# Sea Bass Report



## Talapia (Apr 27, 2003)

Me and the wife took off from work
yesterday (again) and went "tog"
fishing down in OC on our favorite
boat the MS. Capt went out about
16 miles and we dropped them down.
Sea Bass! They were coming up
all around the boat. It was just like
a summer trip. Tog were hard to
get, but the sea bass were a 
good slow pick today. Everybody
on the boat got at least 3-6 fish
with a few getting 10, 12, and up
to the 16 count range. We took
home 15. Nice amount for Mid 
April! First week of May should
be off-the-hook! We actually got
ran off two wrecks by HUGE dog
sharks. I caught one that was about
4 1/2 to 5 feet long. Good day.


----------



## reddogg48 (Nov 4, 2003)

*nothing like last Saturday!*

Talapia, 

I cannot open your PMs to me for some reason. Need to figure out how to use it I guess. Caught 3 keeper Tog with big fish pool. Big fish was 6 1/4. I also caught about 15 throw back Tog. If you didn't hear there was 5 Cod caught that morning also. Few Sea Bass but not many. I will try to figure out this PM thing. 

reddogg48


----------



## FL FISHERMAN (Sep 30, 2002)

Man you have to be running out of leave by now!! Awesome trip! I am itching to go but my buddy Anthony won't budge till May. I hope there is room left on the boat when I go. Tightlines!


----------



## reddogg48 (Nov 4, 2003)

FL,

Talked to Capt. on Saturday and he told me his pretty much booked through the end of May. I would call soon to book a spot.


----------



## Talapia (Apr 27, 2003)

reddogg48, 

Nice going! Glad you were into the tog. 
The pool should have been nice also
considering that it was a weekend.

FLF, I have a lot of leave built up from 
last year. I was on shift work and could
not take leave from Feb - Jun!  

If you want to fill a cooler with sea bass
I would definitely wait until May. If you
want a weekend day though, I would
book one now. I just do not like going
during the weekend due to the traffic, 
higher prices (hotels), etc.

During the week, you can usually call up
to a day or two away and get a spot.
That way, you can pick the good weather
days.


----------



## FL FISHERMAN (Sep 30, 2002)

Talapia said:


> *
> 
> FLF, I have a lot of leave built up from
> last year. I was on shift work and could
> ...


Same here I am pushing over 70 days. I got some leave put in for may for about a week to bring that number down. Saving it for my big vacation I plan on taking sooner or later.


----------



## Talapia (Apr 27, 2003)

I have got two trips that I want to go 
on this year. An extended wreck trip
off North Carolina, and a tuna trip
out of OC or VA Beach. I will probably
get on a make-up charter since they
cost sooooo much.
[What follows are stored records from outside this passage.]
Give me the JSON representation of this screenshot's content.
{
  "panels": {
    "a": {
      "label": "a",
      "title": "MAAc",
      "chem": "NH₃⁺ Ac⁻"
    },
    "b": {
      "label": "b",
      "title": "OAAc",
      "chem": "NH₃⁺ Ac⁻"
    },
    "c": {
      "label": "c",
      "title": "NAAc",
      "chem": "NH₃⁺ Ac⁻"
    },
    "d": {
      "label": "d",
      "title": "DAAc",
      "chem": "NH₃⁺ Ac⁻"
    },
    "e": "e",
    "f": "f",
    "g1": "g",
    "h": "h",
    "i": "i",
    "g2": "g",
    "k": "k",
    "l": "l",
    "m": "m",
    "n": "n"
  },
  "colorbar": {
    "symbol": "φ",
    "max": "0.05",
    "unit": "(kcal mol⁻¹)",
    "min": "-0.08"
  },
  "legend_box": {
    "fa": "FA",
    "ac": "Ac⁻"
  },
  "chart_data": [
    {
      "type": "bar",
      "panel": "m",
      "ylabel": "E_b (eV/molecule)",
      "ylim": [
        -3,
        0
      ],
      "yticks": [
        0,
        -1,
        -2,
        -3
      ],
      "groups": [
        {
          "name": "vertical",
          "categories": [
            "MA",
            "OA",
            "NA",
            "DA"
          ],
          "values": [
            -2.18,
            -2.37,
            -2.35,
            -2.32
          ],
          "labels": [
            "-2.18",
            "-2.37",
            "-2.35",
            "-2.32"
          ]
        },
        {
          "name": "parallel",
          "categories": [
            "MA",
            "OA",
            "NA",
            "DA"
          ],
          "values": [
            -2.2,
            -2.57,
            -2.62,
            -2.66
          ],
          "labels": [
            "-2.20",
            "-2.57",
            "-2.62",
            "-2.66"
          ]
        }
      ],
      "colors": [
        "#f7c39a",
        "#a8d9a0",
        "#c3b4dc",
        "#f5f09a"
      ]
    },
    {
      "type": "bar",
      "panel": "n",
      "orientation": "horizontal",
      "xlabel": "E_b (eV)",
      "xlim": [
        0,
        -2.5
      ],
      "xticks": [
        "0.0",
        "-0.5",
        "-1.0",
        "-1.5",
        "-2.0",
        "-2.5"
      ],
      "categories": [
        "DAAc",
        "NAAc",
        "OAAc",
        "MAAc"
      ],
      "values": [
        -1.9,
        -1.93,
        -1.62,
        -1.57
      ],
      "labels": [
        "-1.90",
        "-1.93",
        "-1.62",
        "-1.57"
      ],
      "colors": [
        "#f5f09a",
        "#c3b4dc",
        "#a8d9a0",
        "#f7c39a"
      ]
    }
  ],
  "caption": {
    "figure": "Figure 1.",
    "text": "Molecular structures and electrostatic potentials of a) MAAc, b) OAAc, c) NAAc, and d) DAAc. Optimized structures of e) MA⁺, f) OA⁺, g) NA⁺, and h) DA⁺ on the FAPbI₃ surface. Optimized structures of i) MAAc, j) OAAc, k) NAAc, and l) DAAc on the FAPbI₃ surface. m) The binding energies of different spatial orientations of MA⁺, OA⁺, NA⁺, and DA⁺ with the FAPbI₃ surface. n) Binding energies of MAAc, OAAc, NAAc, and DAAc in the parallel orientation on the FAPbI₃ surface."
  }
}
Never been tuna
chunking before...fresh tuna steak 
on the grill...I am going to shoot for
a late summer/early fall trip (Aug - Oct).


----------



## Anthony (Jul 3, 2002)

I have a reservation for 3 on May 21st. One of them may back out but I can always get a credit for that. It's on a friday so hopefully the weather will cooperate. The seabass should be in real thick by then.


----------



## Talapia (Apr 27, 2003)

Anthony, what spots did you reserve?


----------



## Anthony (Jul 3, 2002)

23-25


----------



## FL FISHERMAN (Sep 30, 2002)

Hey buddy I thought I was first in line for that "missing" spot!


----------



## Hat80 (Sep 22, 2002)

*I thought I smelled something smoking?*

There you go thinking again.  LOL.....Tightlines


----------



## Talapia (Apr 27, 2003)

Thinking about jumping on that trip. It
is always fun to fish with friends.

Right now the entire back is full. 
But for sea bass that's OK. If they
are biting then the whole boat
should be catching.

I usually reserve a spot in the bow
anyway's.


----------



## Duke of Fluke (May 22, 2002)

I am going this Sun with my wife and two friend. I have been wanting to give this boat a try for a while, but have been blown out on three previous occassions. While I am not banking on it, a couple humpie would be nice to spice the catch. But what I am really looking for is my PB tog. This is supposed to be the boat to catch him on.


----------



## Talapia (Apr 27, 2003)

Duke of Fluke, 

I have seen a 15.5 pounder (Capt Monty)
and at least 5 or 6 12+ pounders, and
about 20 10+ pounders caught this year
on the trips that I have been on. Last
Tuesday, Capt Monty threw his snafu
rig off the bow and then came back to 
the stern to mess around. I was at the
left stern corner and I saw his rod 
jerking all over the place. I told him to 
check his rod out and sure enough he
had about a 5 or 6 pound tog on there!
Now the tog were not biting too well 
on Tuesday so that just left
most of us shaking our heads. Good luck
on Sunday, right now I would expect 
a 70 to 30 mixture with sea bass accounting
for most of the fish.


----------



## Talapia (Apr 27, 2003)

Anthony, 

I could not resist. Me and the wife are booked
for spots 1 and 2 on the 21st of May. 
If I remember correctly, they were catching
them on bare hooks last year at that time!

FLF, are you on this trip?


----------



## FL FISHERMAN (Sep 30, 2002)

I wish, I have to do Color Guard for the spring ball that day. No fishing for me. I just want to remind Anthony that the hfestival is the next day I'll be there though!


----------



## Talapia (Apr 27, 2003)

Duke of Fluke, 

Hey buddy, how did you do?


----------



## Duke of Fluke (May 22, 2002)

Not the best trip ever, but I love the boat and crew. I will be cashing in my half price coupons shortly. I'll post details when I am more awake.


----------



## Talapia (Apr 27, 2003)

Half price coupons?

Man, been on the boat about 30 times
in the last two years and never saw 
a half price coupon. Should be an
interesting story.


----------



## Duke of Fluke (May 22, 2002)

You will have to wait a little longer as just worked another 15 hr shift and have to go back for another in a couple hours...


----------